Background
Inside the production floor, a different kind of accuracy problem was present:
- Workers were manually identifying which type of material was in each bucket before weighing — fast, but unreliable.
- Misclassification meant production data for scrap materials (Kiriko and NG Wheel) couldn’t be fully trusted.
- There was no reliable way to trace which bucket held what material at any given moment.

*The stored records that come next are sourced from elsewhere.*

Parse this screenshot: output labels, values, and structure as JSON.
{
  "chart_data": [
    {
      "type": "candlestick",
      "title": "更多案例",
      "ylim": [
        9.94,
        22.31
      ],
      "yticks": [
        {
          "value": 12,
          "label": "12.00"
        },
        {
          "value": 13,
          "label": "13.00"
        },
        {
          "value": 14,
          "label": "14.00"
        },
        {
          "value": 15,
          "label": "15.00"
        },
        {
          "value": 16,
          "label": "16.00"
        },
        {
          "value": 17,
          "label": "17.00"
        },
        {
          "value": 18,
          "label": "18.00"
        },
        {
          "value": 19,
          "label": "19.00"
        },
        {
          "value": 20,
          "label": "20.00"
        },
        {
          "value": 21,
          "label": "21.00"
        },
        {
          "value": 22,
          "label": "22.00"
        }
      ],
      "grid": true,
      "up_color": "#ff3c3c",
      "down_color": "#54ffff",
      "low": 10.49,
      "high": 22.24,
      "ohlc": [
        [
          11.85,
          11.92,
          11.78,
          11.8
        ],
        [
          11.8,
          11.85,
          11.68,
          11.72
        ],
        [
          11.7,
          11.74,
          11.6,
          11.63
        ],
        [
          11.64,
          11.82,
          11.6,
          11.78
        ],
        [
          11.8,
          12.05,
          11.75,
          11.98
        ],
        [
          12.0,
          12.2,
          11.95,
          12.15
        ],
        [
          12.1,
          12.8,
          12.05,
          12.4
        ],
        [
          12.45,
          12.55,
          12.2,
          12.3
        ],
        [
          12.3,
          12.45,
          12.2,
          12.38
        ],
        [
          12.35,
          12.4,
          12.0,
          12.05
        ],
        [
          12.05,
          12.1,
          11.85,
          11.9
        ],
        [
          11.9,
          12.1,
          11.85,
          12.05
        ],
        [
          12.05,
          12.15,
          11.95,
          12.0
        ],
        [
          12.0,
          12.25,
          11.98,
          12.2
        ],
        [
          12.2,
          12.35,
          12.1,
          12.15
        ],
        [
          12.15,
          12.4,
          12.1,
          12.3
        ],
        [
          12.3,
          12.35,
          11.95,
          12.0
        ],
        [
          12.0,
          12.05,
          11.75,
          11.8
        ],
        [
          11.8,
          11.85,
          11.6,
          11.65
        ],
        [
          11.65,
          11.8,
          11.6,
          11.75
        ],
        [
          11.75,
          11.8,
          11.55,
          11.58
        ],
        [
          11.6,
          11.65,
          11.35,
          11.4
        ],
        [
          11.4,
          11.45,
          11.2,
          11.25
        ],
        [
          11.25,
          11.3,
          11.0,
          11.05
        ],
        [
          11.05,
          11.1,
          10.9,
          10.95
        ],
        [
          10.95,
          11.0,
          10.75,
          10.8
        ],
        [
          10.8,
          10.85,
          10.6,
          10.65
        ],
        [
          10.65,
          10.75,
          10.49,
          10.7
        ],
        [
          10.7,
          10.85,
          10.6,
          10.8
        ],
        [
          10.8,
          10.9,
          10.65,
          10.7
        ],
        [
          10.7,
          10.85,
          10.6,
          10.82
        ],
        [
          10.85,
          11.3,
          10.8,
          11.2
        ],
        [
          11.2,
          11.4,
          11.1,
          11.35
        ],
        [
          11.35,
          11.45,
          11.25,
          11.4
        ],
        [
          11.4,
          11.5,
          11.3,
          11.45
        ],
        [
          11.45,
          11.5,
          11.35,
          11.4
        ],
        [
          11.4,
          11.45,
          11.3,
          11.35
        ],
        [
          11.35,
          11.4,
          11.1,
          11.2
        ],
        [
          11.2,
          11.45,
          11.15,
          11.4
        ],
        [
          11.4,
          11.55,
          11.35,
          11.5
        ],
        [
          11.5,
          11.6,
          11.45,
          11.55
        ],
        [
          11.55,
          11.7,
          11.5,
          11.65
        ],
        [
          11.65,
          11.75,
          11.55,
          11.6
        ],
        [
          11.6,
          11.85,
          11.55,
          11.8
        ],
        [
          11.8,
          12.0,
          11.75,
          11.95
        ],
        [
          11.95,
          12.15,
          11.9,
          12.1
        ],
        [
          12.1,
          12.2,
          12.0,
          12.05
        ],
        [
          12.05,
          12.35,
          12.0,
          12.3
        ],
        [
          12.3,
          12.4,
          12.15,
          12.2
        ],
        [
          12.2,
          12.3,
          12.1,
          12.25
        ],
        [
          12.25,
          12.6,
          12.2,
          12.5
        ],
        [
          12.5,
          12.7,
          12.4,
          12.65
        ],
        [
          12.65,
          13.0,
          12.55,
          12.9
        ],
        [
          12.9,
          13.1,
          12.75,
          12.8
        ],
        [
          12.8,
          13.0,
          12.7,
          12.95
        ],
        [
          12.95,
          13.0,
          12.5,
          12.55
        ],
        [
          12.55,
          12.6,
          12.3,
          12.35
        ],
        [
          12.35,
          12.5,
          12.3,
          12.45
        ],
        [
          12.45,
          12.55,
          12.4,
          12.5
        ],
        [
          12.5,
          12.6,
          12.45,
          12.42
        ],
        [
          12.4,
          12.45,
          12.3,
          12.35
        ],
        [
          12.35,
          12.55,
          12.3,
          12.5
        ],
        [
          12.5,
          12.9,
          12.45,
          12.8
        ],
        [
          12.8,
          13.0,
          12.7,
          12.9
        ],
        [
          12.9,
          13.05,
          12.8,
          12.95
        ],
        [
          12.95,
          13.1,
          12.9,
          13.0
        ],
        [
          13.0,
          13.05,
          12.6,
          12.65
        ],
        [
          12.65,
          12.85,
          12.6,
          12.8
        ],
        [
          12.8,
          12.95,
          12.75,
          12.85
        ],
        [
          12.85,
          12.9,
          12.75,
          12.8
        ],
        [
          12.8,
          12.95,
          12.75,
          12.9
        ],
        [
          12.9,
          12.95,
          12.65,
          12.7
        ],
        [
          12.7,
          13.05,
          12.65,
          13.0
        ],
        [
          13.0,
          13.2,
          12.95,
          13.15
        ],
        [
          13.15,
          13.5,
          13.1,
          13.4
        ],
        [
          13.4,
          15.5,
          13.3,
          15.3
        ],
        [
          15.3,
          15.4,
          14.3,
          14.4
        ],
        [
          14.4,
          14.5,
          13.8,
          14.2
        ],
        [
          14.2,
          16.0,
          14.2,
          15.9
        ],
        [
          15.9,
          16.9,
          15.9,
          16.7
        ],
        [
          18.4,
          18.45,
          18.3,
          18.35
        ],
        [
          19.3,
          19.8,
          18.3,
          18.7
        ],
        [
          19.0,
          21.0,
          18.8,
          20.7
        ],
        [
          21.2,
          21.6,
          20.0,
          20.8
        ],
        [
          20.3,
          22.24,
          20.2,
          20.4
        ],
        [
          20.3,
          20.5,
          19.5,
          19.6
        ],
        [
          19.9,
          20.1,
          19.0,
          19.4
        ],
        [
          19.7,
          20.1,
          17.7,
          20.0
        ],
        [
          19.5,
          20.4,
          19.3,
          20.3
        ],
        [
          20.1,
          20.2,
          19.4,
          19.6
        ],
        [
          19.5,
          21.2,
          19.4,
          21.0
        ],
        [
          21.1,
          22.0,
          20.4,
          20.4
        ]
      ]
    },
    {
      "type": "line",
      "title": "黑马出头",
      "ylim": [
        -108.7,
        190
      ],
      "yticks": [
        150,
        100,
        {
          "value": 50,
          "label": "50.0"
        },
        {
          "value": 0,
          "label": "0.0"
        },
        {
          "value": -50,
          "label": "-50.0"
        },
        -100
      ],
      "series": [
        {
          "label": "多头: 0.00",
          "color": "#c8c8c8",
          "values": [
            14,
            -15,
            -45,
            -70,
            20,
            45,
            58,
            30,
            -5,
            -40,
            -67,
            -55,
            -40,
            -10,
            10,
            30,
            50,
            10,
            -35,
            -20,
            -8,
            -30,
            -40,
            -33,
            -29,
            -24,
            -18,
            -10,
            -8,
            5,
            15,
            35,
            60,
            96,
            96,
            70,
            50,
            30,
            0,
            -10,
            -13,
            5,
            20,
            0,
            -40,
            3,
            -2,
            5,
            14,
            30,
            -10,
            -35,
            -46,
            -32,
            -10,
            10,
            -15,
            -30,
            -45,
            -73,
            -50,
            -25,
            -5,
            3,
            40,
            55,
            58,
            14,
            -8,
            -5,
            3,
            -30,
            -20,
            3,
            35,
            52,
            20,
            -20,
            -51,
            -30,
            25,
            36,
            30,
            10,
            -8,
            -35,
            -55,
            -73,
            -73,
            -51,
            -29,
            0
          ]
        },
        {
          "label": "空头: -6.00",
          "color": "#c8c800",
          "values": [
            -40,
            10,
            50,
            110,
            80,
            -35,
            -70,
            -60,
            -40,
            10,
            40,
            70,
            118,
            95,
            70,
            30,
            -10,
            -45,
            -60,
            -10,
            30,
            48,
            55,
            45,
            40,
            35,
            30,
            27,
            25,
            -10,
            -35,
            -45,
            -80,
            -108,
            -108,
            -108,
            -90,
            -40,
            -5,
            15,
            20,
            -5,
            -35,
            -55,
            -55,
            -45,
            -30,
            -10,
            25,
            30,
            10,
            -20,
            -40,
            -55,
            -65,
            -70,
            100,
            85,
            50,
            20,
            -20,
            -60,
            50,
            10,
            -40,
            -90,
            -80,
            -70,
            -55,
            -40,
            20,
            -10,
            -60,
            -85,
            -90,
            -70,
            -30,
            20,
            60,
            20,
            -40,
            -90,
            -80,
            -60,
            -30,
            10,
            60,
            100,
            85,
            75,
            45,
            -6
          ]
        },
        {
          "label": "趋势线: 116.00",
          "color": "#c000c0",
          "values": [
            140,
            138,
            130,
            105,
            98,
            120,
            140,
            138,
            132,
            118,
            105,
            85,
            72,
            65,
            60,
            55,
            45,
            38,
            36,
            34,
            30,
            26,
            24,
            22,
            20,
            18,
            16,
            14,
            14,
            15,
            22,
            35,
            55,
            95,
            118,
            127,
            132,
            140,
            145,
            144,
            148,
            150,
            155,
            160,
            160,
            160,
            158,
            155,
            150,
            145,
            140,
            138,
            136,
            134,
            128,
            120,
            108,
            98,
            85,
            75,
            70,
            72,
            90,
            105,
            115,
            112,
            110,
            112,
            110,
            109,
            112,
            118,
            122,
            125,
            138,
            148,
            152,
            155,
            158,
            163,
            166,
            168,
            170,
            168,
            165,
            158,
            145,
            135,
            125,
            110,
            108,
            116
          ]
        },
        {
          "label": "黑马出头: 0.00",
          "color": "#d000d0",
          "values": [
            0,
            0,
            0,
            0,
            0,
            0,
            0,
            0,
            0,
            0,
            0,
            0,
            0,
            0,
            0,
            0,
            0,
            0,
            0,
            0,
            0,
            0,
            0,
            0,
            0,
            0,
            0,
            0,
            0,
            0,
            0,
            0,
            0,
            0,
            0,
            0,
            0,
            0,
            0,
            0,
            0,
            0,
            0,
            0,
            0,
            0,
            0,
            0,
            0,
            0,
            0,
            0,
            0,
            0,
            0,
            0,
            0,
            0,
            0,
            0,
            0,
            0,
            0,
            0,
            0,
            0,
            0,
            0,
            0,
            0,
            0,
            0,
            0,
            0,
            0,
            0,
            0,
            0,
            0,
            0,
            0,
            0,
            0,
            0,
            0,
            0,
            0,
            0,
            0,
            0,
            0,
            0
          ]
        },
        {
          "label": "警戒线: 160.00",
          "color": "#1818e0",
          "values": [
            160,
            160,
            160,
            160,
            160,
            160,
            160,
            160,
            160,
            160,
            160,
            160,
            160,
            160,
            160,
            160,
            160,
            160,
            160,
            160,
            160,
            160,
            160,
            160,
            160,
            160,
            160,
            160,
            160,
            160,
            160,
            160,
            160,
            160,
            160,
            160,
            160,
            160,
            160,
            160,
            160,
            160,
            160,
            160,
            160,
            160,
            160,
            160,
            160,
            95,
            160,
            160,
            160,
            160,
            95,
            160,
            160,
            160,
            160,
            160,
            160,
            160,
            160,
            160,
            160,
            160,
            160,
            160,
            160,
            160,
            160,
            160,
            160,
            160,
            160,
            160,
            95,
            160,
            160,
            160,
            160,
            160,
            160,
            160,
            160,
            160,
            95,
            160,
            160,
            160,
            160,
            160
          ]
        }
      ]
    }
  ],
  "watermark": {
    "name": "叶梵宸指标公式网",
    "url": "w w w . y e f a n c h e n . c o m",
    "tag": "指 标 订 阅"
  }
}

- Without accurate classification data, optimizing the reprocessing of scrap material was largely guesswork.
Solution
I built a multi-hardware integration system that combined RFID tagging with industrial scale readings — removing the human identification step entirely. Each bucket would carry its own identity via an RFID tag, and the scale would capture the weight automatically through PLC integration. The system would then match the two data points together without any operator input.
Implementation
The RFID layer was implemented using the Zebra RFID SDK (Symbol.RFID3) in a VB.NET desktop application. Each physical bucket was registered in the system with a unique RFID tag linked to its material classification. When a bucket came in for weighing, the reader identified it automatically.
The industrial scale was connected via PLC, which performed a Direct Database Write the moment a weighing event occurred. A data correlation engine on the VB.NET side then paired the bucket’s RFID-derived identity with the PLC-derived weight, producing a complete, accurate record for every transaction.
A Laravel-based web dashboard was built on top of this to give management real-time visibility into production volumes — total Kiriko and NG Wheel material processed, with full traceability per transaction.




Impact
- Material misclassification dropped to zero — every database entry was backed by a hardware-verified RFID read and a direct PLC weight capture.
- Production teams gained instant visibility into scrap volumes, enabling more efficient reprocessing planning.
- Every transaction carried a complete digital trail — timestamp, material type, weight, and container ID — making audits straightforward.
- The combination of RFID and PLC data removed the last manual touchpoint in the classification and weighing workflow.